In 1904, head keeper Joseph Dunsan left Heceta for another lightkeepers post and Olaf Hansen was a natural fit for the captain’s position. The Hansen family moved next door to the main house until their transfer in 1920. The 6 Hansen children were born, attended school and grew up in the shadow of the Heceta Head Lighthouse. Many family memories were made by Otho Johnston (who stayed home until age 20 and worked as a surveyor in the Heceta area) and his little brother Howard and 5 younger sisters.

Interesting notes –

In May of 1900, the head light keeper Joseph Dunsan and his wife Eleanor lived in the large home provided for the Head Lighthouse Keeper. Their two sons, Roy, 18 and Claude, 15 were listed in the 1900 census as lodging with a neighboring farmer and going to school. Perhaps the young men worked part-time for the farmer.

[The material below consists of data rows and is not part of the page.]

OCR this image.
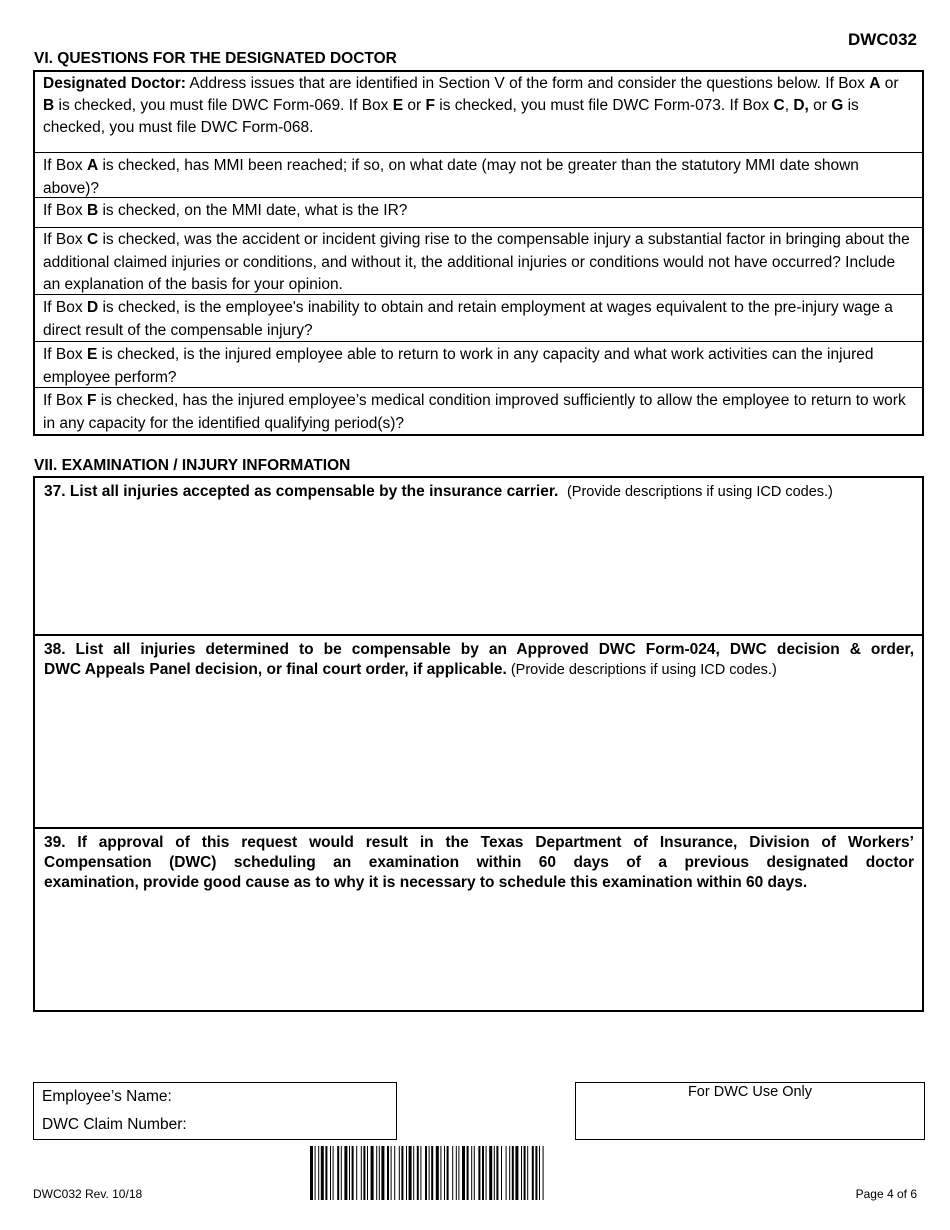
DWC032
VI. QUESTIONS FOR THE DESIGNATED DOCTOR
Designated Doctor: Address issues that are identified in Section V of the form and consider the questions below. If Box A or B is checked, you must file DWC Form-069. If Box E or F is checked, you must file DWC Form-073. If Box C, D, or G is checked, you must file DWC Form-068.
If Box A is checked, has MMI been reached; if so, on what date (may not be greater than the statutory MMI date shown above)?
If Box B is checked, on the MMI date, what is the IR?
If Box C is checked, was the accident or incident giving rise to the compensable injury a substantial factor in bringing about the additional claimed injuries or conditions, and without it, the additional injuries or conditions would not have occurred? Include an explanation of the basis for your opinion.
If Box D is checked, is the employee's inability to obtain and retain employment at wages equivalent to the pre-injury wage a direct result of the compensable injury?
If Box E is checked, is the injured employee able to return to work in any capacity and what work activities can the injured employee perform?
If Box F is checked, has the injured employee’s medical condition improved sufficiently to allow the employee to return to work in any capacity for the identified qualifying period(s)?
VII. EXAMINATION / INJURY INFORMATION
37. List all injuries accepted as compensable by the insurance carrier. (Provide descriptions if using ICD codes.)
38. List all injuries determined to be compensable by an Approved DWC Form-024, DWC decision & order,
DWC Appeals Panel decision, or final court order, if applicable. (Provide descriptions if using ICD codes.)
39. If approval of this request would result in the Texas Department of Insurance, Division of Workers’
Compensation (DWC) scheduling an examination within 60 days of a previous designated doctor
examination, provide good cause as to why it is necessary to schedule this examination within 60 days.
Employee’s Name:
DWC Claim Number:
For DWC Use Only
DWC032 Rev. 10/18	Page 4 of 6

In 1910, Annie’s sister, Florence, mysteriously left her husband in West Virginia and came to Oregon with her 5 year old daughter, Leona and moved into the main house with the Hansens. The census record from May, 1910 reflects 4 adults and 8 children living in the home together. Florence lists herself as married, although her husband back in West Virginia lists himself as a widower at the same time.

In my research, I found that several of the young women (Thelma Bunch, Florence Deitz and Carla McKeegan) listed themselves as widows on their second marriage certificates, although that does not seem to be the case, as their husbands were still alive and living elsewhere. It may have been common for women to claim widowhood in those times (before 1920) because divorces were hard to obtain.

January 3, 2019

Jennifer H. Chaney

Main research was compiled from U.S. Census records, birth records, marriage certificates and death certificates.